So, LabLab.ai are running a hackathon for using GPT5 to create AI software. GPT5 isn’t our bag. We’re not a fan of closed source AI. So we’re not entering that hackathon.
What we are doing is using an abliterated Llama 3.2 model with 3 billion parameters to show that A) Bigger isn’t always better. B) Open source is very cool. and 3) That whilst offering us $20 of credits for GPT5 is nice and all, we can grab a model from Huggingface, integrate it into a free Colab GPU instance/run it on 3 year old hardware, and get stuff done. And when we say small, we’re using a quantized version of Llama 3.2, so it’s less than around a 2GB download.
Why are we putting all these restrictions on ourselves? Why not grab $20 of free credits from LabLab.ai and do something amazing with GPT5? Well, not everyone has $20 for an API. But maybe they have a machine with a crappy GPU. Or can wait for CPU processing. Or can use the free GPU time from Google Colab to run it.

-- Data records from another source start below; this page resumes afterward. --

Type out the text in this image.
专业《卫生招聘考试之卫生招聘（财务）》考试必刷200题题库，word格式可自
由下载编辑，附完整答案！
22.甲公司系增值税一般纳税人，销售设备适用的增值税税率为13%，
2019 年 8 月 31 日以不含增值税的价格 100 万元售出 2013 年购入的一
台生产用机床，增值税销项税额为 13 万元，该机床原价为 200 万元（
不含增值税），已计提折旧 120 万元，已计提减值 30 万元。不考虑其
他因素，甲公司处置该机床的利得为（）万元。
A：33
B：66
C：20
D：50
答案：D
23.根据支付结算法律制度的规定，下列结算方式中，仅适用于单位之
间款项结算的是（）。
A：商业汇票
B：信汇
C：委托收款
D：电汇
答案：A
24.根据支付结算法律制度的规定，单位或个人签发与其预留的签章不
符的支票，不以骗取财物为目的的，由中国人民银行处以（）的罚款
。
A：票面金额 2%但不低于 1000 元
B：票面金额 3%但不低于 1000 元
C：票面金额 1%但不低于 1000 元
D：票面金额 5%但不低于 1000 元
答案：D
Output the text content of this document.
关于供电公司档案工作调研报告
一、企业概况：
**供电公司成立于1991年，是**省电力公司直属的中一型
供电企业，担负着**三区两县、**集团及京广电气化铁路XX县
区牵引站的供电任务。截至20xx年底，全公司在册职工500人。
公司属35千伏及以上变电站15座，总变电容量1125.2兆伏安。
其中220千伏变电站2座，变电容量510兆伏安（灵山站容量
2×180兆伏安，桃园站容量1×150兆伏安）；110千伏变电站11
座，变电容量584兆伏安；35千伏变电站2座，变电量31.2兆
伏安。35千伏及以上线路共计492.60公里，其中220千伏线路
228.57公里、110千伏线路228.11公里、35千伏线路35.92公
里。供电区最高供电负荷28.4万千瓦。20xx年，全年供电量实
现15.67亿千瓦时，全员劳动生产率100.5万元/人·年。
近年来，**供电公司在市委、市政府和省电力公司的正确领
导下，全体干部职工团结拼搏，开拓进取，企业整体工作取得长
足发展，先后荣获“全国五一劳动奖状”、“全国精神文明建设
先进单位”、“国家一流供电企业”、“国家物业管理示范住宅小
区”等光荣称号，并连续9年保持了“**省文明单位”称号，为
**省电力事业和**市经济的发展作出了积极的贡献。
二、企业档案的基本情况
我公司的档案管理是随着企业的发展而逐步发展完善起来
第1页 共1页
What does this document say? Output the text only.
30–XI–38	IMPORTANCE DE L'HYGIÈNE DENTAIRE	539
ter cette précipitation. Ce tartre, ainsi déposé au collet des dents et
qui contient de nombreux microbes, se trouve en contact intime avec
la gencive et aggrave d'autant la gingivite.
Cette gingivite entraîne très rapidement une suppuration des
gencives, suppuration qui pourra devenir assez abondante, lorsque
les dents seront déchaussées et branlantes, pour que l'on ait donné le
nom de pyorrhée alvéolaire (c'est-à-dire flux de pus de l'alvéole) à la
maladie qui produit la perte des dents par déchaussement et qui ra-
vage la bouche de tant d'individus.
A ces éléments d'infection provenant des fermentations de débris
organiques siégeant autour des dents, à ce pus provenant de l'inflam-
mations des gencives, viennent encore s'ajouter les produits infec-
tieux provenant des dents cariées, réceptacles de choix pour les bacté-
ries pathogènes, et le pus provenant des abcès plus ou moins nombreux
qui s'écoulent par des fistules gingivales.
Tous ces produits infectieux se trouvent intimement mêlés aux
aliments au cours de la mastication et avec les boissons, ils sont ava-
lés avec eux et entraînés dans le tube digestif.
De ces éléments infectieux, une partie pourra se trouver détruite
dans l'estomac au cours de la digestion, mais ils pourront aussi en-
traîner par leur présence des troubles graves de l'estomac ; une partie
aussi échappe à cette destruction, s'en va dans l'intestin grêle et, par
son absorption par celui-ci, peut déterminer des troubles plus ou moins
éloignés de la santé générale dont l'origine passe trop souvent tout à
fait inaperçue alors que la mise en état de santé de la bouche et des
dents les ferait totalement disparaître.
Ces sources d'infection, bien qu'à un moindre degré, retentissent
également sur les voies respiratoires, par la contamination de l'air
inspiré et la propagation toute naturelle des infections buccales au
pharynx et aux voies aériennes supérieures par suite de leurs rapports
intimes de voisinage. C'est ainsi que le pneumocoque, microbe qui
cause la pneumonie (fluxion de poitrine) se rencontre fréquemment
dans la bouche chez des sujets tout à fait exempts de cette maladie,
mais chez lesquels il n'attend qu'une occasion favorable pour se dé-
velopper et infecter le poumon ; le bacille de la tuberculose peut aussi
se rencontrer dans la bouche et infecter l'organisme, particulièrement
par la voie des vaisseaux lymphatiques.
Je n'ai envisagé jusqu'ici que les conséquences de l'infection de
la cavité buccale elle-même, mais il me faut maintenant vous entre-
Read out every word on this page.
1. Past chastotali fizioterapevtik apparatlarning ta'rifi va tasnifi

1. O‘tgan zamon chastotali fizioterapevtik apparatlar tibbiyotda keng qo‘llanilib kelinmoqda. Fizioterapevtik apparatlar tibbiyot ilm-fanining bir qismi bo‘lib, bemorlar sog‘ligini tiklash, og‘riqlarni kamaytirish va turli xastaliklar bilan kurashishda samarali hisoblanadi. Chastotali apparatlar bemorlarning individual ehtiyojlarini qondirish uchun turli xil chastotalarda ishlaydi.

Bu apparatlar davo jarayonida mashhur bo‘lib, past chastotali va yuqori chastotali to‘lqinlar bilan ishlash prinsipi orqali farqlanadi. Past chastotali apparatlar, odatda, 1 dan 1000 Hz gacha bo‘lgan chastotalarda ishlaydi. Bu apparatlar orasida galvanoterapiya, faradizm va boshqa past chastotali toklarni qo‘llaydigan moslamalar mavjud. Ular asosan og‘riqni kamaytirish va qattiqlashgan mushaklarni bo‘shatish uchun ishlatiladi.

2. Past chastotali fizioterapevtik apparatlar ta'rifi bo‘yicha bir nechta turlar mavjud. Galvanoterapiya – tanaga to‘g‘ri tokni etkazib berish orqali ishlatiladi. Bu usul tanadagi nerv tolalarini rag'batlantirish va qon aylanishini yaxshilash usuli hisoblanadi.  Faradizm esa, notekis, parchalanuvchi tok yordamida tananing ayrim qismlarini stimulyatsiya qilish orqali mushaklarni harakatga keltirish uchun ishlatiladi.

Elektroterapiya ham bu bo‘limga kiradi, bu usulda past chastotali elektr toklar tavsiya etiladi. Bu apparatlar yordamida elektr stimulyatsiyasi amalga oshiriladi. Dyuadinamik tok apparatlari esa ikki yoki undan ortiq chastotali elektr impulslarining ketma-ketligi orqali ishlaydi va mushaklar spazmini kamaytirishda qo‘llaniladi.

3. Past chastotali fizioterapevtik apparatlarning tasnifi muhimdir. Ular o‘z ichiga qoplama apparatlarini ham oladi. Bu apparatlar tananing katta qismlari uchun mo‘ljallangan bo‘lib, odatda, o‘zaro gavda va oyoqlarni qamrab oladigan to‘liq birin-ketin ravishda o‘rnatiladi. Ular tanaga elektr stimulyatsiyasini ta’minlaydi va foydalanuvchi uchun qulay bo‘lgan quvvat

These blog posts are to document our process. The thing is, Llama 3.2 wasn’t our first choice. Or even our second. We first tried Qwen 2.5 3B, which didn’t work that well. Then we tried Gemma 3 4B, which was unusable.
We use Llama everyday. It’s a retrained version, which we found on Huggingface and is excellent. The version we’re using for this project isn’t the same one, but it’s uncensored, small, and modern, which is what we need.
The first thing we did did was put it into the software we use to chat with our AIs every day. We use Koboldcpp, because we can either use the interface or run it as a server. Very handy. Then we added our modifications to the model, and added the personality and configuration. This is for a bigger model, and it doesn’t always translate well (See Qwen 2.5 and Gemma 3) but our 2.02GB Llama 3.2 3B model seemed to handle it reasonably well.
Tomorrow we’ll do more work on building something around it and tweaking some of the settings to make sure we get every bit of performance out of the model.